In 2089, archaeologists Elizabeth Shaw (Noomi Rapace) and Charlie Holloway (Logan Marshall-Green) discover cave paintings in Scotland that happen to sync with a variety of other paintings found all around the world, and from different time periods. The paintings are star maps, leading them on an expedition—funded by the man-behind-the-curtain magnate Peter Weyland (Guy Pearce)—to a life-sustaining moon light years from Earth. The mission is lead by the chilly Meredith Vickers (Charlize Theron), and composed of a menagerie of scientific and blue collar personalities, along with the eerily omniscient android David (Michael Fassbender). Their goal is to find the beings who left these star maps behind; beings that Shaw and Holloway believe “engineered” the creation of life on earth. In finding these Engineers, they look to ask the only question one can of their creator: “Why?

Films with reputations for divisiveness are very different from films that are simply good or bad. To be divisive a film must be composed of acutely variable elements, capable of fulfilling one viewer’s cravings and dashing another’s hopes. Interestingly, in the case of Prometheus this dichotomy is the product of a single goal: To make the most epic film of Ridley Scott’s career. “Epic”, as in broad of scope and thick with plot; the type of film that transcends insular tales of this man or this woman. The type of film that fills the screen and stays in your mind for days. For better or worse, Prometheus does all of the above.
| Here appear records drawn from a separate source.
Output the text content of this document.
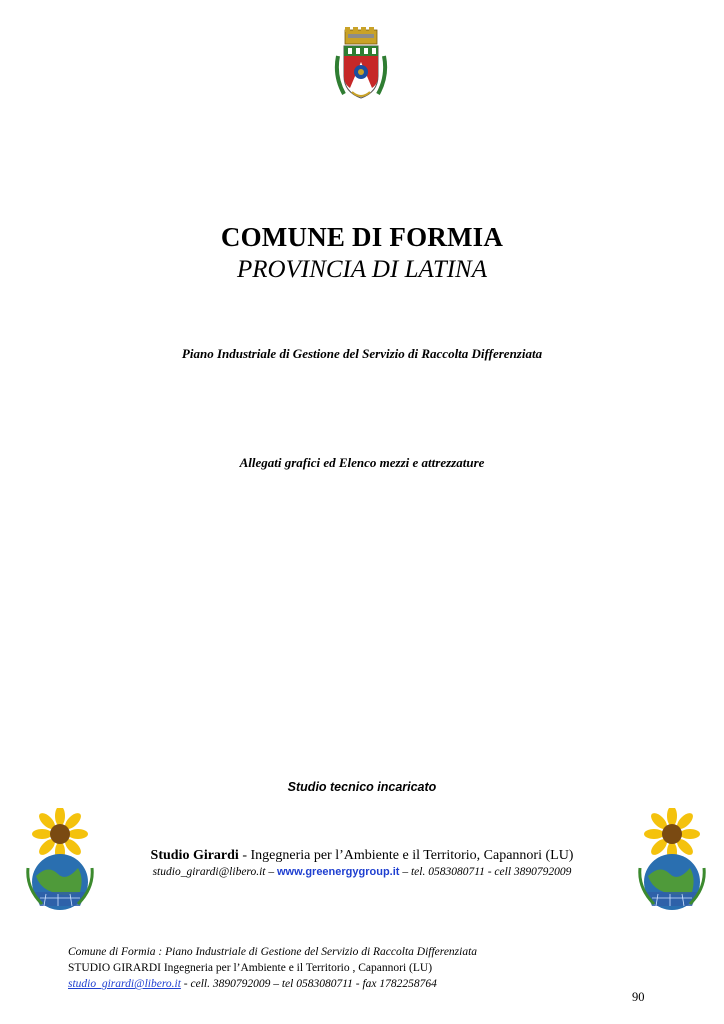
COMUNE DI FORMIA
PROVINCIA DI LATINA
Piano Industriale di Gestione del Servizio di Raccolta Differenziata
Allegati grafici ed Elenco mezzi e attrezzature
Studio tecnico incaricato
Studio Girardi - Ingegneria per l’Ambiente e il Territorio, Capannori (LU)
studio_girardi@libero.it – www.greenergygroup.it – tel. 0583080711 - cell 3890792009
Comune di Formia : Piano Industriale di Gestione del Servizio di Raccolta Differenziata
STUDIO GIRARDI Ingegneria per l’Ambiente e il Territorio , Capannori (LU)
studio_girardi@libero.it - cell. 3890792009 – tel 0583080711 - fax 1782258764
90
Much of the film’s bombast is tied up in the visual and auditory experience, with Scott channeling Space Odyssey-era Kubrick for his world-building. And this is the jumping off point for any praise you’ll hear regarding Prometheus, as the surface-level execution is flawless. Scott is intent on showing us the organic beauty of planets and the space that surrounds them, and revels as much in creating these settings as he does in capturing them. Whether its the rocky hills of Scotland or the alien architecture of the Engineers’ pyramid, there is a devotion to sound and setting and scenery that can distract the viewer from the swollen, equivocating other half that is the film’s plot.

I’m not going to get into specific plot holes, as there are simply too many to choose from. Again, Ridley Scott seems hellbent on making Prometheus a saga, yet from a scripting point of view it seems his approach is to simply squeeze as many things into as many scenes and as many characters as he possibly can. Where the mise en scene is mostly a subtle concoction of beauty and gloom, the film’s story is a corkboard full to brimming with jotted notes and half-finished character back stories. Prometheus—and the entire Alien franchise, for that matter—requires ambiguity to maintain its flavor of galaxy-sprawling mystery, and certainly some of the questions raised are meant to go unanswered, but there are just as many (if not more) minor character and plot related holes that seem a product of shoddy storytelling. From this perspective, Prometheus is a disaster.

This paradox of perspective is ultimately the reality of the film’s reception: It all comes down to how you look at it. You can interpret Ridley Scott’s world-bridging Alien origin tale as a beautiful, complex space opera, and you won’t be wrong. You can certainly applaud a few strong performances (particularly Michael Fassbender, who has found yet another role he can play better than anyone), and leave it at that. You can even love it for the the unique brand of suspense that only aliens, space, and blood can create. But if you’re like me—or a whole lot of other people who seem to feel pretty gypped—then the end of Prometheus will mostly be a massive “HUH?!” moment. This is simply another case of a filmmaker giving himself far, far too much to do, and while Prometheus might be the most impressively jam-packed film I’ve ever seen, quantity over quality never won anybody an Oscar.